Мне вдруг вспомнился его определитель азимута.
– Увы… – Он огорченно развел руками. – Я намочил прибор, и он перестал работать.
– А загерметизировать крышку и корпус вы не догадались. Ну да, для этого нужно быть не просто ученым, а по меньшей мере академиком…
– В следующий раз учту.
Идиомыч даже не прореагировал на мой выпад. Он чувствовал себя виноватым.
– Следующего раза может и не быть, – буркнул я раздраженно и последовал примеру Зосимы – почистил карабин.
Он еще мог пригодиться нам не раз. А оружие любит, когда за ним ухаживают, когда его холят и лелеют. Винт тоже имеет душу, пусть и железную. Ты к нему относишься хорошо – и он тебя никогда не подведет.
Мы долго выбирали направление, куда нам нужно двигаться. В конце концов возобладала мудрость Зосимы.
Я хотел рвануть напрямик к достаточно большому куску суши, который находился не очень далеко, лелея в душе надежду, что это полуостров, и что он соединяется перешейком с «большой землей», куда мы и доберемся без больших проблем.
Ну, а Зосима возражал, вполне обоснованно считая, что, во-первых, тише едешь, дальше будешь (тут я ехидно добавил: от того места, куда едешь), а во-вторых, наиболее короткое расстояние между двумя точками не прямая, как нас учили в школу, а кривая и даже зигзагообразная линия.
Понятное дело, применительно к нашему случаю.
Тут уж я возразить ничего не мог. Поверхность болота в направлении, куда указывала моя шаловливая ручка, была подозрительно гладкой, а местами так вообще казалось, что по нему можно идти аки посуху.
Однако, это серьезное заблуждение. Как раз в таких местах и бывают бездонные ямины, прикрытые ковром из болотных трав.
Мы пошли по маршруту, который наметил Зосима. Противник видеть нас не мог, так как за нашими спинами находился наш островок-спаситель, поросший кустарником и хилыми деревцами. Это обстоятельство воодушевляло. Чего нельзя сказать о пути.
Только теперь мы поняли, что раньше были семечки, а не трудности. Временами мы брели в грязи по грудь, продвигаясь вперед со скоростью сонной черепахи. А еще приходилось тащить плотики, которые казались неподъемными.
Хорошо, что Зосима предложил нам раздеться до исподнего. Так сопротивление движению было меньше.
Свои шмотки мы приспособили на головах, а я еще тащил на своей бестолковке и сидор с остатками харчей плюс два ружья с боезапасом.
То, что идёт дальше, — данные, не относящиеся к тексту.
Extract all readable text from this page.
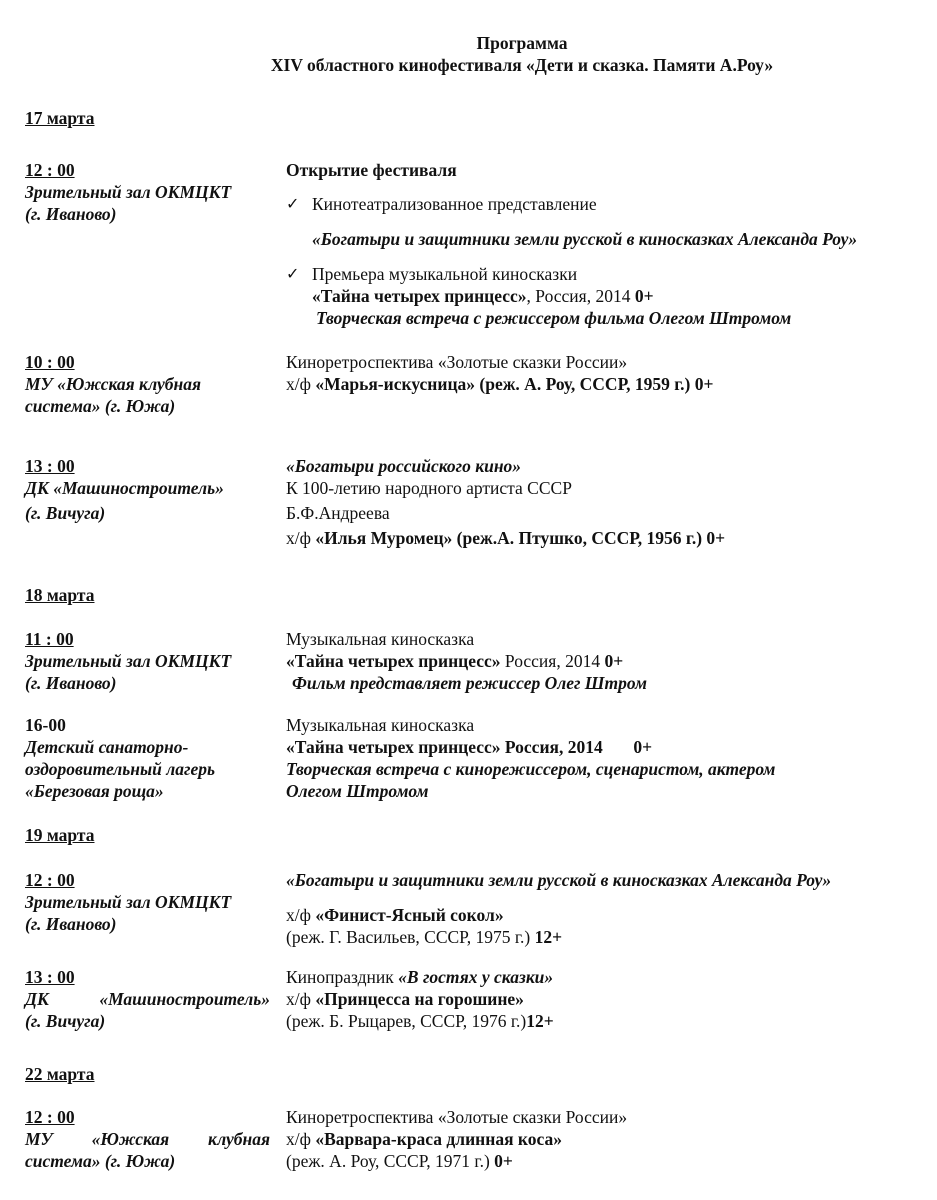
Программа
XIV областного кинофестиваля «Дети и сказка. Памяти А.Роу»
17 марта
12 : 00
Зрительный зал ОКМЦКТ
(г. Иваново)
Открытие фестиваля
✓ Кинотеатрализованное представление
«Богатыри и защитники земли русской в киносказках Александа Роу»
✓ Премьера музыкальной киносказки
«Тайна четырех принцесс», Россия, 2014 0+
Творческая встреча с режиссером фильма Олегом Штромом
10 : 00
МУ «Южская клубная
система» (г. Южа)
Киноретроспектива «Золотые сказки России»
х/ф «Марья-искусница» (реж. А. Роу, СССР, 1959 г.) 0+
13 : 00
ДК «Машиностроитель»
(г. Вичуга)
«Богатыри российского кино»
К 100-летию народного артиста СССР
Б.Ф.Андреева
х/ф «Илья Муромец» (реж.А. Птушко, СССР, 1956 г.) 0+
18 марта
11 : 00
Зрительный зал ОКМЦКТ
(г. Иваново)
Музыкальная киносказка
«Тайна четырех принцесс» Россия, 2014 0+
Фильм представляет режиссер Олег Штром
16-00
Детский санаторно-
оздоровительный лагерь
«Березовая роща»
Музыкальная киносказка
«Тайна четырех принцесс» Россия, 2014       0+
Творческая встреча с кинорежиссером, сценаристом, актером
Олегом Штромом
19 марта
12 : 00
Зрительный зал ОКМЦКТ
(г. Иваново)
«Богатыри и защитники земли русской в киносказках Александа Роу»
х/ф «Финист-Ясный сокол»
(реж. Г. Васильев, СССР, 1975 г.) 12+
13 : 00
ДК «Машиностроитель»
(г. Вичуга)
Кинопраздник «В гостях у сказки»
х/ф «Принцесса на горошине»
(реж. Б. Рыцарев, СССР, 1976 г.)12+
22 марта
12 : 00
МУ «Южская клубная
система» (г. Южа)
Киноретроспектива «Золотые сказки России»
х/ф «Варвара-краса длинная коса»
(реж. А. Роу, СССР, 1971 г.) 0+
В общем, из меня получилась картина Репина «Двуногий ишак на пленере».
Мы брели, брели, брели, а наша вожделенная цель – клочок суши, покрытый растительностью, казалось, не приближался, а отодвигался все дальше и дальше. Я уже начал сомневаться, что мы когда-нибудь туда дойдем.
Нашу команду возглавлял Зосима. Я не стал возражать, когда он занял место поводыря – у него была хорошо развита интуиция на опасность. А уж болота он знал, как никто другой. Вернее, не знал, а чувствовал их коварную сущность и удачно избегал расставленные по пути ловушки в виде бездонных ямин.
Так было в прошлый раз, два года назад, когда мы драпали через болотистую местность от нехороших людишек, так шло и сейчас. Каким-то сверхъестественным чутьем определяя, куда нужно направить стопы и вдобавок пробуя слегой надежность грунта впереди, Зосима лавировал по болоту как парусная шхуна под вражеским обстрелом.
Мы брели за ним, стараясь идти след в след. Я шел замыкающим. Нам почему-то казалось, что самое слабое звено – это Идиомыч. Но он, на удивление, держался молодцом. То есть, ни разу не оступился и плелся за Зосимой словно привязанный.